En cas de succès de sa collecte, l’entreprise aura à rembourser le capital aux prêteurs et à leur verser les intérêts du prêt. Elle aura à verser à la plateforme une commission de 4 à 7 % de la somme collectée. A cela s’ajoute un pourcentage en général de 1 % sur le capital restant dû chaque année au titre des frais sur encours facturés. Enfin, peuvent s’ajouter des frais de dossier. L’ensemble des flux de trésorerie entre l’entreprise et les épargnants sont traités par un prestataire de service de paiement choisi par la plateforme. De manière à garantir la continuité de ces flux, en cas de disparition du site, le législateur a imposé à ce dernier d’insérer dans ses conditions générales de vente une clause de gestion extinctive : par cette clause, si le site venait à disparaître, le prestataire de service de paiement aurait la charge d’assurer les flux financiers des projets en cours.

Le porteur de projet doit bien prendre en compte l’ensemble des frais d’autant plus que les taux d’intérêts affichés sur les sites de crowfunding de prêt, pouvant aller de 7 % à 10 %, sont peu compétitifs par rapport à ceux actuellement pratiqués par les banques.

Pour autant le crowdfunding ne manque pas d’attraits pour l’emprunteur : l’utilisation de ce mode de financement lui permettra d’obtenir rapidement les fonds empruntés, de ne pas avoir à fournir une garantie personnelle ou réelle et lui permettra de se faire connaître du public grâce à la campagne de financement lancée sur la plateforme de crowdfunding. Egalement, ce type de prêt permet à l’entreprise de financer un besoin quel que soit la nature de ce dernier : il peut s’agir de financer un investissement, un besoin de trésorerie à court terme, l’acquisition d’un brevet, l’achat de stocks, le versement d’une caution de bail commercial : autant d’éléments difficiles à financer par l’intermédiaire d’une banque. Enfin, ce mode de financement peut permettre de mobiliser les partenaires de l’entreprise que ce soit ses salariés, ses fournisseurs ou ses clients qui peuvent ainsi participer à son développement en choisissant de lui prêter une partie de la somme nécessaire. Le crowdfunding de prêt permet alors d’affirmer la cohésion entre les parties prenantes de l’entreprise.

Les règles juridiques applicables aux prêteurs

Le crowdfunding est réglementé par l’ordonnance n° 2014-559 du 30 mai 2014 et son décret d’application n° 2014-1053 entré en vigueur le 1er octobre 2014. Ces deux textes encadrent tout particulièrement l’activité de prêt qui ne relève plus aujourd’hui du seul monopole bancaire.

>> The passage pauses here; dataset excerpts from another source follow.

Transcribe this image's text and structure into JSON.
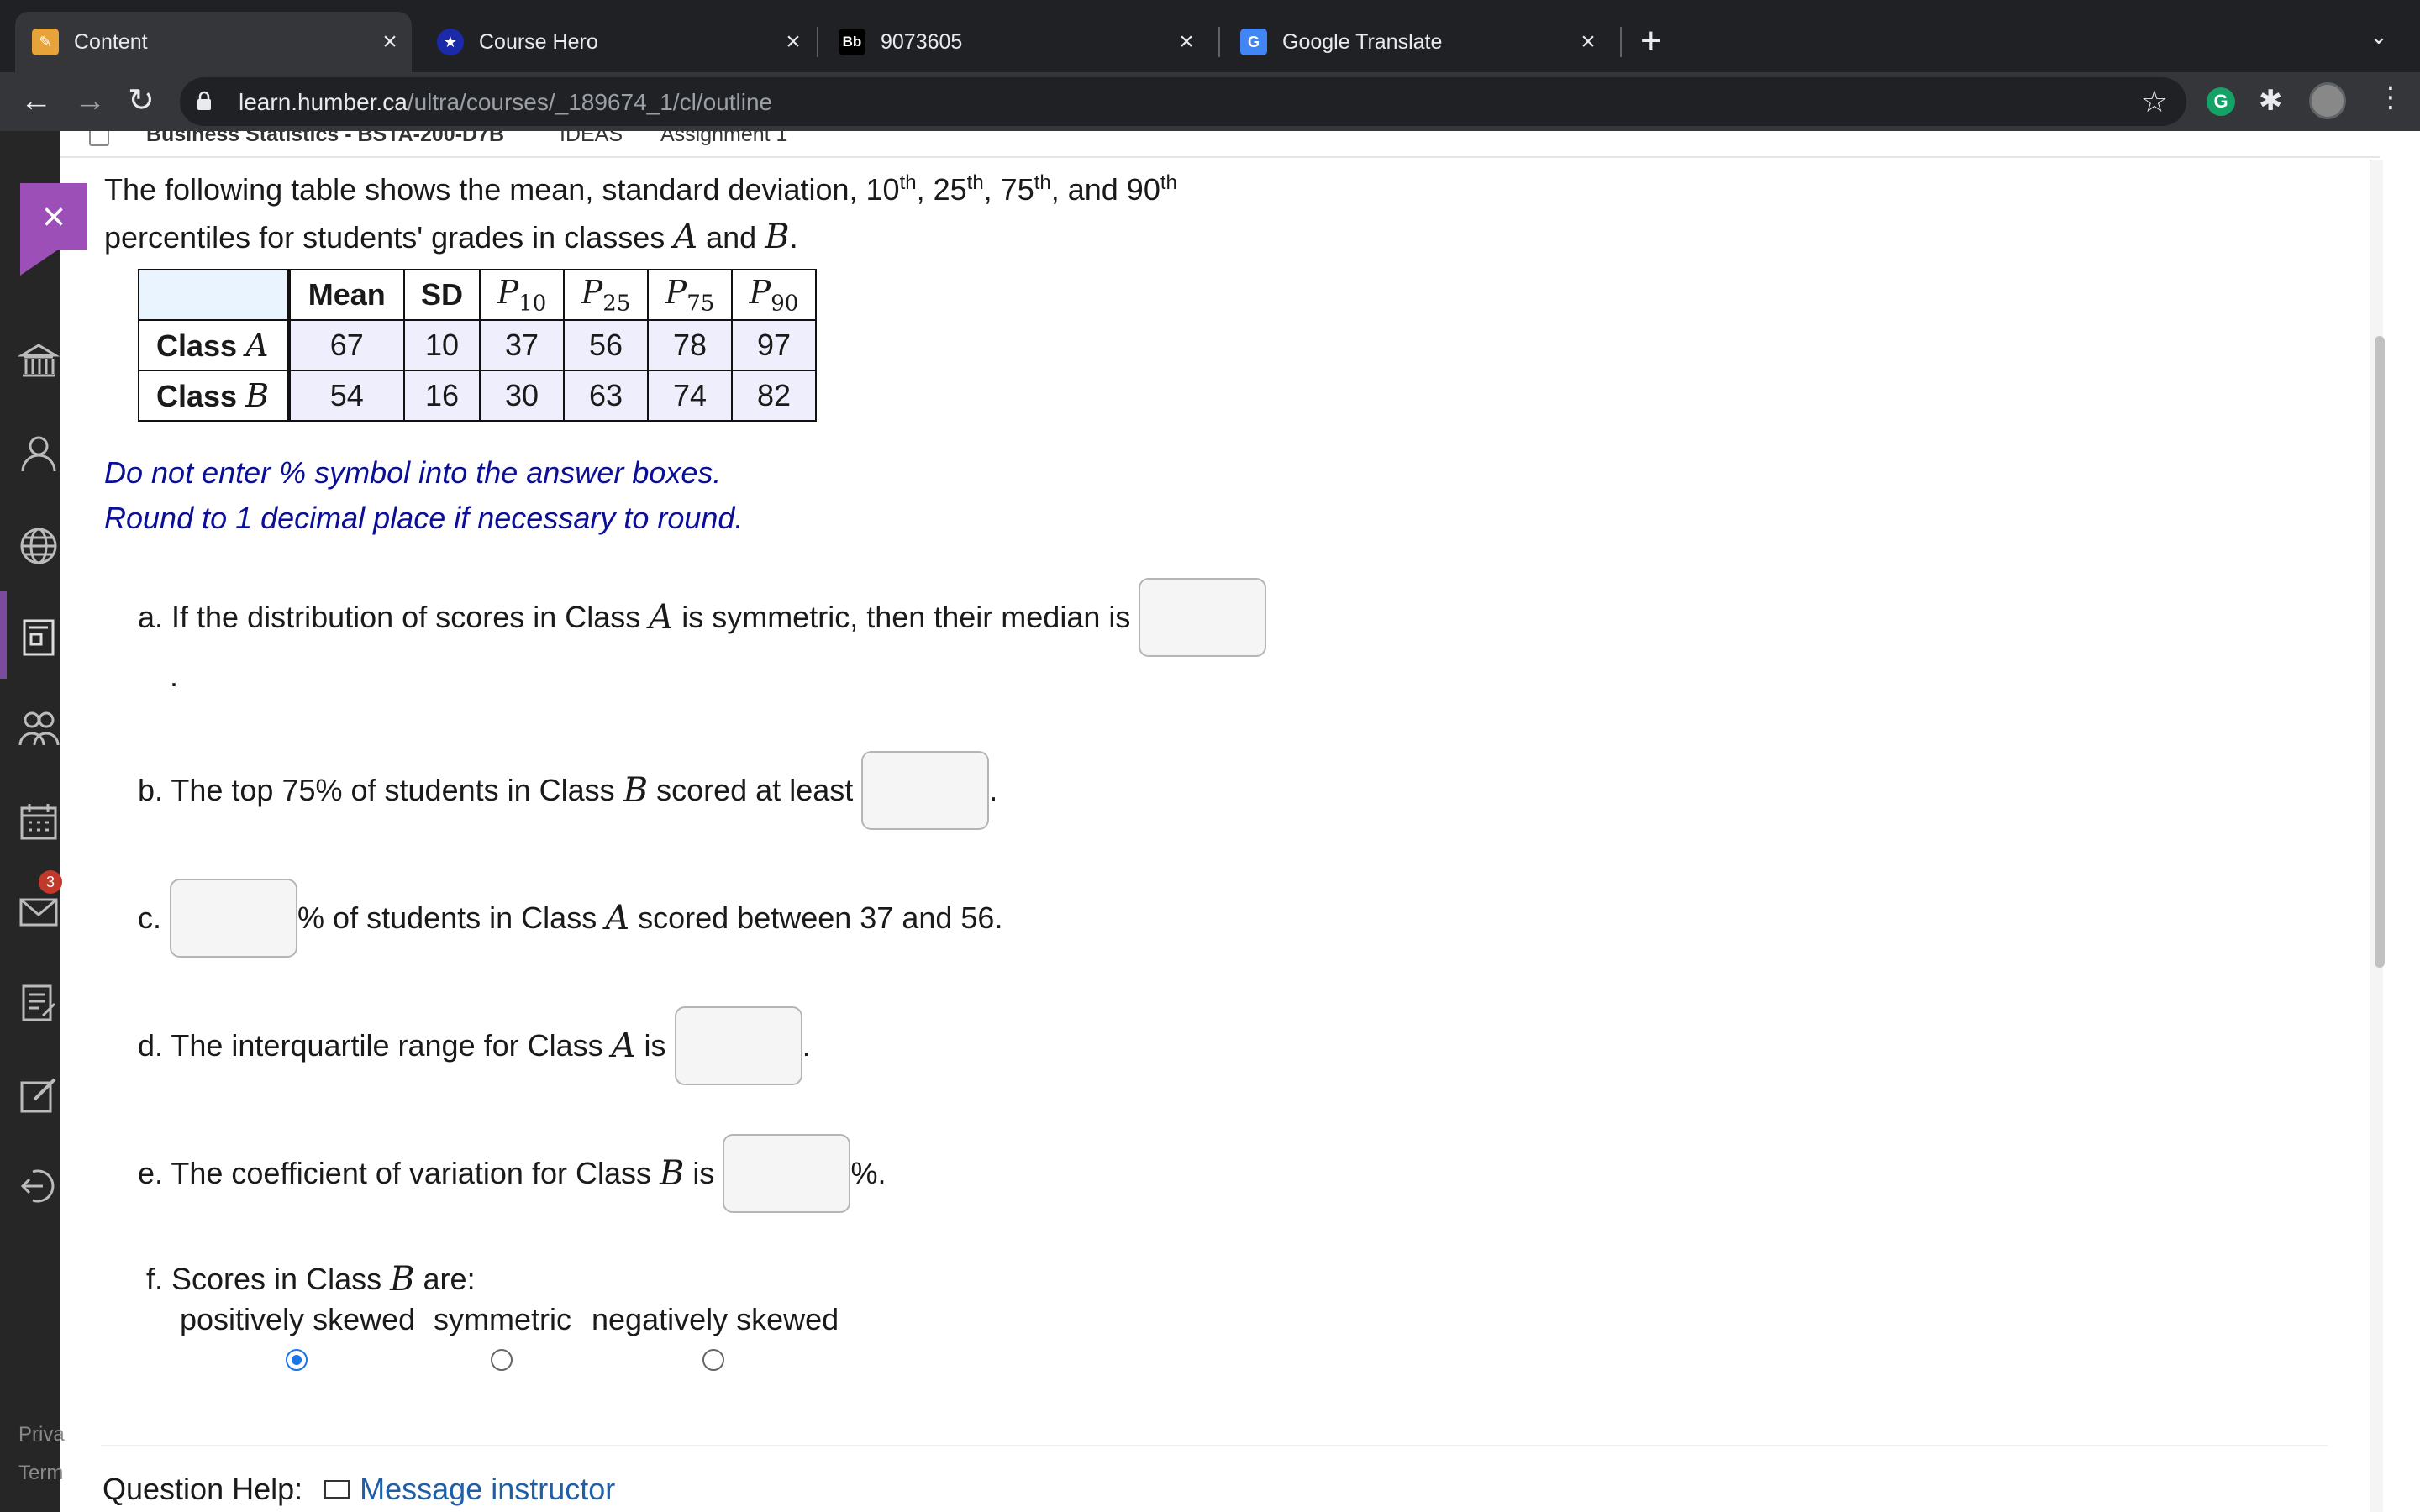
{
  "browser": {
    "tabs": [
      {
        "title": "Content",
        "favicon": "pencil-icon",
        "active": true
      },
      {
        "title": "Course Hero",
        "favicon": "star-icon",
        "active": false
      },
      {
        "title": "9073605",
        "favicon": "Bb",
        "active": false
      },
      {
        "title": "Google Translate",
        "favicon": "translate-icon",
        "active": false
      }
    ],
    "url_host": "learn.humber.ca",
    "url_path": "/ultra/courses/_189674_1/cl/outline",
    "extension_letter": "G"
  },
  "breadcrumb": {
    "course": "Business Statistics - BSTA-200-D7B",
    "section": "IDEAS",
    "item": "Assignment 1"
  },
  "sidebar": {
    "notification_count": "3",
    "footer_privacy": "Priva",
    "footer_terms": "Term"
  },
  "question": {
    "intro_a": "The following table shows the mean, standard deviation, 10",
    "sup_th": "th",
    "intro_b": ", 25",
    "intro_c": ", 75",
    "intro_d": ", and 90",
    "intro_e": "percentiles for students' grades in classes",
    "var_A": "A",
    "and": "and",
    "var_B": "B",
    "period": "."
  },
  "table": {
    "headers": [
      "Mean",
      "SD"
    ],
    "percentile_symbol": "P",
    "percentiles": [
      "10",
      "25",
      "75",
      "90"
    ],
    "row_prefix": "Class",
    "rows": [
      {
        "class": "A",
        "values": [
          "67",
          "10",
          "37",
          "56",
          "78",
          "97"
        ]
      },
      {
        "class": "B",
        "values": [
          "54",
          "16",
          "30",
          "63",
          "74",
          "82"
        ]
      }
    ]
  },
  "notes": {
    "line1": "Do not enter % symbol into the answer boxes.",
    "line2": "Round to 1 decimal place if necessary to round."
  },
  "parts": {
    "a_text": "a. If the distribution of scores in Class",
    "a_text2": "is symmetric, then their median is",
    "a_after": ".",
    "b_text": "b. The top 75% of students in Class",
    "b_text2": "scored at least",
    "b_after": ".",
    "c_label": "c.",
    "c_text": "% of students in Class",
    "c_text2": "scored between 37 and 56.",
    "d_text": "d. The interquartile range for Class",
    "d_text2": "is",
    "d_after": ".",
    "e_text": "e. The coefficient of variation for Class",
    "e_text2": "is",
    "e_after": "%.",
    "f_text": "f. Scores in Class",
    "f_text2": "are:"
  },
  "options": {
    "items": [
      "positively skewed",
      "symmetric",
      "negatively skewed"
    ],
    "selected_index": 0
  },
  "help": {
    "label": "Question Help:",
    "link": "Message instructor"
  },
  "colors": {
    "note_blue": "#0b0e96",
    "link_blue": "#1f5fa6",
    "accent_purple": "#9c4fb7",
    "radio_selected": "#1a73e8",
    "table_cell": "#efeefd"
  }
}
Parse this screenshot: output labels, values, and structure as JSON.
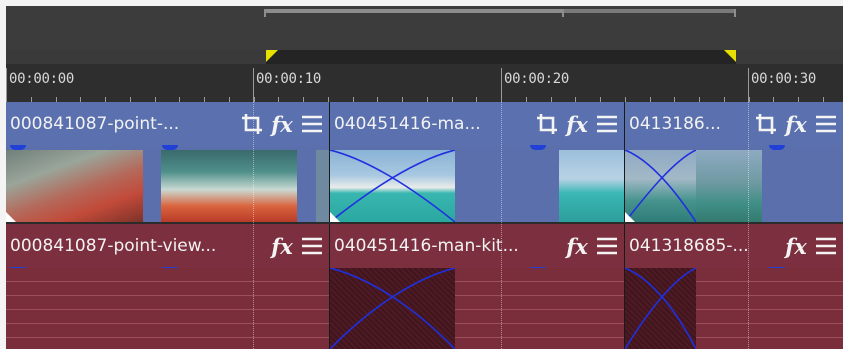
{
  "ruler": {
    "labels": [
      "00:00:00",
      "00:00:10",
      "00:00:20",
      "00:00:30"
    ]
  },
  "video_track": {
    "clips": [
      {
        "name": "000841087-point-..."
      },
      {
        "name": "040451416-ma..."
      },
      {
        "name": "0413186..."
      }
    ],
    "icons": [
      "crop-icon",
      "fx-icon",
      "menu-icon"
    ]
  },
  "audio_track": {
    "clips": [
      {
        "name": "000841087-point-view..."
      },
      {
        "name": "040451416-man-kit..."
      },
      {
        "name": "041318685-..."
      }
    ],
    "icons": [
      "fx-icon",
      "menu-icon"
    ]
  },
  "fx_label": "fx",
  "colors": {
    "video_clip": "#5b70ae",
    "audio_clip": "#7c2f3e",
    "loop_marker": "#e8e000",
    "crossfade_curve": "#2030e0"
  }
}
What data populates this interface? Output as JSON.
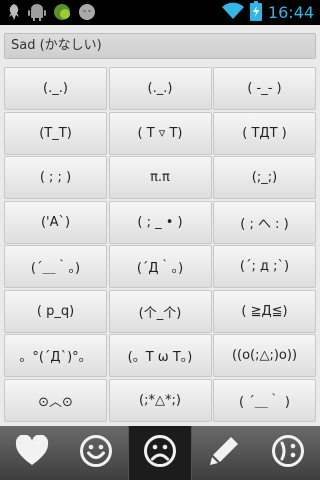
{
  "status_bar": {
    "time": "16:44",
    "icons": [
      "usb-debug-icon",
      "android-icon",
      "app-notification-icon",
      "emoji-notification-icon",
      "wifi-icon",
      "battery-charging-icon"
    ]
  },
  "category": {
    "title": "Sad (かなしい)"
  },
  "emoticons": [
    "(._.)",
    "(._.)",
    "( -_- )",
    "(T_T)",
    "( T ▿ T)",
    "( TДT )",
    "( ; ; )",
    "π.π",
    "(;_;)",
    "('A`)",
    "( ; _ • )",
    "( ; へ : )",
    "(´＿｀。)",
    "(´Д｀。)",
    "(´; д ;`)",
    "( p_q)",
    "(个_个)",
    "( ≧Д≦)",
    "。°(´Д`)°。",
    "(。T ω T。)",
    "((o(;△;)o))",
    "⊙︿⊙",
    "(;*△*;)",
    "( ´＿｀ )"
  ],
  "tabs": [
    {
      "name": "favorites",
      "icon": "heart-icon"
    },
    {
      "name": "happy",
      "icon": "smile-icon"
    },
    {
      "name": "sad",
      "icon": "frown-icon",
      "active": true
    },
    {
      "name": "edit",
      "icon": "pencil-icon"
    },
    {
      "name": "wink",
      "icon": "wink-icon"
    }
  ]
}
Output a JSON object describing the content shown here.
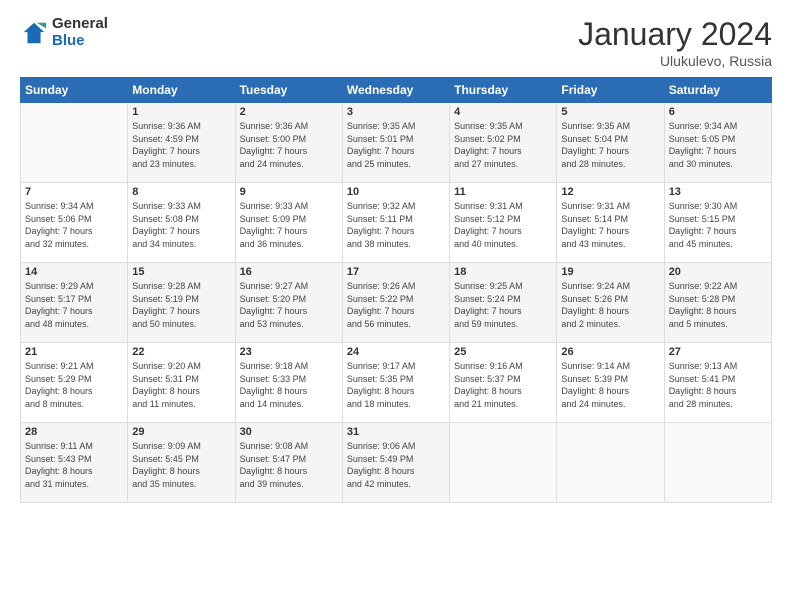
{
  "header": {
    "logo_general": "General",
    "logo_blue": "Blue",
    "month_year": "January 2024",
    "location": "Ulukulevo, Russia"
  },
  "days_of_week": [
    "Sunday",
    "Monday",
    "Tuesday",
    "Wednesday",
    "Thursday",
    "Friday",
    "Saturday"
  ],
  "weeks": [
    [
      {
        "day": "",
        "content": ""
      },
      {
        "day": "1",
        "content": "Sunrise: 9:36 AM\nSunset: 4:59 PM\nDaylight: 7 hours\nand 23 minutes."
      },
      {
        "day": "2",
        "content": "Sunrise: 9:36 AM\nSunset: 5:00 PM\nDaylight: 7 hours\nand 24 minutes."
      },
      {
        "day": "3",
        "content": "Sunrise: 9:35 AM\nSunset: 5:01 PM\nDaylight: 7 hours\nand 25 minutes."
      },
      {
        "day": "4",
        "content": "Sunrise: 9:35 AM\nSunset: 5:02 PM\nDaylight: 7 hours\nand 27 minutes."
      },
      {
        "day": "5",
        "content": "Sunrise: 9:35 AM\nSunset: 5:04 PM\nDaylight: 7 hours\nand 28 minutes."
      },
      {
        "day": "6",
        "content": "Sunrise: 9:34 AM\nSunset: 5:05 PM\nDaylight: 7 hours\nand 30 minutes."
      }
    ],
    [
      {
        "day": "7",
        "content": "Sunrise: 9:34 AM\nSunset: 5:06 PM\nDaylight: 7 hours\nand 32 minutes."
      },
      {
        "day": "8",
        "content": "Sunrise: 9:33 AM\nSunset: 5:08 PM\nDaylight: 7 hours\nand 34 minutes."
      },
      {
        "day": "9",
        "content": "Sunrise: 9:33 AM\nSunset: 5:09 PM\nDaylight: 7 hours\nand 36 minutes."
      },
      {
        "day": "10",
        "content": "Sunrise: 9:32 AM\nSunset: 5:11 PM\nDaylight: 7 hours\nand 38 minutes."
      },
      {
        "day": "11",
        "content": "Sunrise: 9:31 AM\nSunset: 5:12 PM\nDaylight: 7 hours\nand 40 minutes."
      },
      {
        "day": "12",
        "content": "Sunrise: 9:31 AM\nSunset: 5:14 PM\nDaylight: 7 hours\nand 43 minutes."
      },
      {
        "day": "13",
        "content": "Sunrise: 9:30 AM\nSunset: 5:15 PM\nDaylight: 7 hours\nand 45 minutes."
      }
    ],
    [
      {
        "day": "14",
        "content": "Sunrise: 9:29 AM\nSunset: 5:17 PM\nDaylight: 7 hours\nand 48 minutes."
      },
      {
        "day": "15",
        "content": "Sunrise: 9:28 AM\nSunset: 5:19 PM\nDaylight: 7 hours\nand 50 minutes."
      },
      {
        "day": "16",
        "content": "Sunrise: 9:27 AM\nSunset: 5:20 PM\nDaylight: 7 hours\nand 53 minutes."
      },
      {
        "day": "17",
        "content": "Sunrise: 9:26 AM\nSunset: 5:22 PM\nDaylight: 7 hours\nand 56 minutes."
      },
      {
        "day": "18",
        "content": "Sunrise: 9:25 AM\nSunset: 5:24 PM\nDaylight: 7 hours\nand 59 minutes."
      },
      {
        "day": "19",
        "content": "Sunrise: 9:24 AM\nSunset: 5:26 PM\nDaylight: 8 hours\nand 2 minutes."
      },
      {
        "day": "20",
        "content": "Sunrise: 9:22 AM\nSunset: 5:28 PM\nDaylight: 8 hours\nand 5 minutes."
      }
    ],
    [
      {
        "day": "21",
        "content": "Sunrise: 9:21 AM\nSunset: 5:29 PM\nDaylight: 8 hours\nand 8 minutes."
      },
      {
        "day": "22",
        "content": "Sunrise: 9:20 AM\nSunset: 5:31 PM\nDaylight: 8 hours\nand 11 minutes."
      },
      {
        "day": "23",
        "content": "Sunrise: 9:18 AM\nSunset: 5:33 PM\nDaylight: 8 hours\nand 14 minutes."
      },
      {
        "day": "24",
        "content": "Sunrise: 9:17 AM\nSunset: 5:35 PM\nDaylight: 8 hours\nand 18 minutes."
      },
      {
        "day": "25",
        "content": "Sunrise: 9:16 AM\nSunset: 5:37 PM\nDaylight: 8 hours\nand 21 minutes."
      },
      {
        "day": "26",
        "content": "Sunrise: 9:14 AM\nSunset: 5:39 PM\nDaylight: 8 hours\nand 24 minutes."
      },
      {
        "day": "27",
        "content": "Sunrise: 9:13 AM\nSunset: 5:41 PM\nDaylight: 8 hours\nand 28 minutes."
      }
    ],
    [
      {
        "day": "28",
        "content": "Sunrise: 9:11 AM\nSunset: 5:43 PM\nDaylight: 8 hours\nand 31 minutes."
      },
      {
        "day": "29",
        "content": "Sunrise: 9:09 AM\nSunset: 5:45 PM\nDaylight: 8 hours\nand 35 minutes."
      },
      {
        "day": "30",
        "content": "Sunrise: 9:08 AM\nSunset: 5:47 PM\nDaylight: 8 hours\nand 39 minutes."
      },
      {
        "day": "31",
        "content": "Sunrise: 9:06 AM\nSunset: 5:49 PM\nDaylight: 8 hours\nand 42 minutes."
      },
      {
        "day": "",
        "content": ""
      },
      {
        "day": "",
        "content": ""
      },
      {
        "day": "",
        "content": ""
      }
    ]
  ]
}
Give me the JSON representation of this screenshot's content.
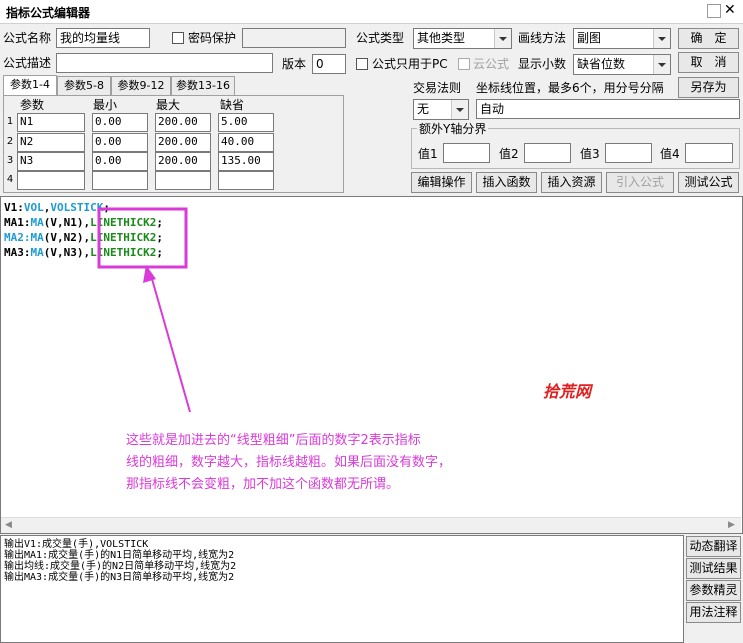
{
  "window": {
    "title": "指标公式编辑器"
  },
  "form": {
    "name_label": "公式名称",
    "name_value": "我的均量线",
    "password_label": "密码保护",
    "type_label": "公式类型",
    "type_value": "其他类型",
    "draw_label": "画线方法",
    "draw_value": "副图",
    "desc_label": "公式描述",
    "desc_value": "",
    "version_label": "版本",
    "version_value": "0",
    "pc_only_label": "公式只用于PC",
    "cloud_label": "云公式",
    "decimals_label": "显示小数",
    "decimals_value": "缺省位数",
    "trade_rule_label": "交易法则",
    "trade_rule_value": "无",
    "axis_pos_label": "坐标线位置，最多6个，用分号分隔",
    "axis_pos_value": "自动",
    "extra_y_label": "额外Y轴分界",
    "val_labels": [
      "值1",
      "值2",
      "值3",
      "值4"
    ]
  },
  "buttons": {
    "ok": "确　定",
    "cancel": "取　消",
    "save_as": "另存为",
    "edit_ops": "编辑操作",
    "insert_func": "插入函数",
    "insert_res": "插入资源",
    "import": "引入公式",
    "test": "测试公式"
  },
  "tabs": [
    "参数1-4",
    "参数5-8",
    "参数9-12",
    "参数13-16"
  ],
  "params": {
    "headers": [
      "参数",
      "最小",
      "最大",
      "缺省"
    ],
    "rows": [
      {
        "num": "1",
        "name": "N1",
        "min": "0.00",
        "max": "200.00",
        "def": "5.00"
      },
      {
        "num": "2",
        "name": "N2",
        "min": "0.00",
        "max": "200.00",
        "def": "40.00"
      },
      {
        "num": "3",
        "name": "N3",
        "min": "0.00",
        "max": "200.00",
        "def": "135.00"
      },
      {
        "num": "4",
        "name": "",
        "min": "",
        "max": "",
        "def": ""
      }
    ]
  },
  "code": {
    "line1": {
      "a": "V1:",
      "b": "VOL",
      "c": ",",
      "d": "VOLSTICK",
      "e": ";"
    },
    "line2": {
      "a": "MA1:",
      "b": "MA",
      "c": "(V,N1),",
      "d": "LINETHICK2",
      "e": ";"
    },
    "line3": {
      "a": "MA2:",
      "b": "MA",
      "c": "(V,N2),",
      "d": "LINETHICK2",
      "e": ";"
    },
    "line4": {
      "a": "MA3:",
      "b": "MA",
      "c": "(V,N3),",
      "d": "LINETHICK2",
      "e": ";"
    }
  },
  "annotation": {
    "line1": "这些就是加进去的“线型粗细”后面的数字2表示指标",
    "line2": "线的粗细，数字越大，指标线越粗。如果后面没有数字，",
    "line3": "那指标线不会变粗，加不加这个函数都无所谓。",
    "watermark": "拾荒网"
  },
  "output": [
    "输出V1:成交量(手),VOLSTICK",
    "输出MA1:成交量(手)的N1日简单移动平均,线宽为2",
    "输出均线:成交量(手)的N2日简单移动平均,线宽为2",
    "输出MA3:成交量(手)的N3日简单移动平均,线宽为2"
  ],
  "side_buttons": [
    "动态翻译",
    "测试结果",
    "参数精灵",
    "用法注释"
  ],
  "colors": {
    "annotation": "#d93ad8",
    "code_blue": "#1f9bd3",
    "code_green": "#1a8a1a",
    "watermark": "#e02020"
  }
}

Désormais, une personne physique peut prêter à une entreprise via une plateforme qui met en relation l’entreprise ayant un besoin de financement et le particulier disposant d’une épargne qu’il souhaite prêter. Cependant, afin de limiter le risque pris, le particulier est limité au niveau du montant prêté à 1 000 € par projet dans le cas d’un prêt rémunéré et à 4 000 € pour un prêt non rémunéré. Il n’y a par contre pas de limite quant au nombre de projets financés.

En matière de déclaration fiscale, si le prêt est supérieur à 760 €, il doit être déclaré via le formulaire n° 2062 « Déclaration de contrat de prêt ».

Concernant les prêts non rémunérés, il n’y a pas à priori de revenus à déclarer. Si le prêt est accordé par une entreprise, l’administration fiscale considère anormal le fait pour une entreprise d’accorder un prêt sans intérêt. L’entreprise doit par conséquent être imposée sur la base des intérêts qu’elle aurait dû percevoir si elle avait agi normalement.

Concernant les prêts rémunérés :

Si le prêteur est une entreprise, elle doit comptabiliser en produits financiers les intérêts reçus qui seront de fait intégrés au résultat et donc soumis à l’impôt (impôt sur le revenu ou impôt sur les sociétés selon la forme juridique de l’entreprise) ; Si le prêteur est un particulier, les intérêts perçus doivent être soumis à l’impôt sur le revenu, le particulier portera sur sa déclaration d’impôt sur le revenu les intérêts perçus qui seront alors ajoutés aux autres revenus du contribuable pour être soumis au barème progressif de l’impôt sur le revenu. De manière à accélérer l’encaissement par le trésor public de l’impôt dû, un acompte de 24 % des intérêts reçus aura déjà été prélevé par la plateforme et reversé au Trésor public. Il faudra par conséquent déduire ce premier versement. Les intérêts seront également soumis à la Contribution Sociale Généralisée (CSG) et à la Contribution au Remboursement de la Dette Sociale (CRDS) au taux global de 15,5 % en 2015. Enfin, en vue d’encourager les particuliers à utiliser leur épargne pour accorder des prêts à des entreprises, un particulier peut, dans le cadre du crowdfunding, imputer les pertes en capital subies sur les intérêts perçus la même année et les cinq années suivantes au niveau de sa déclaration d’impôt sur le revenu.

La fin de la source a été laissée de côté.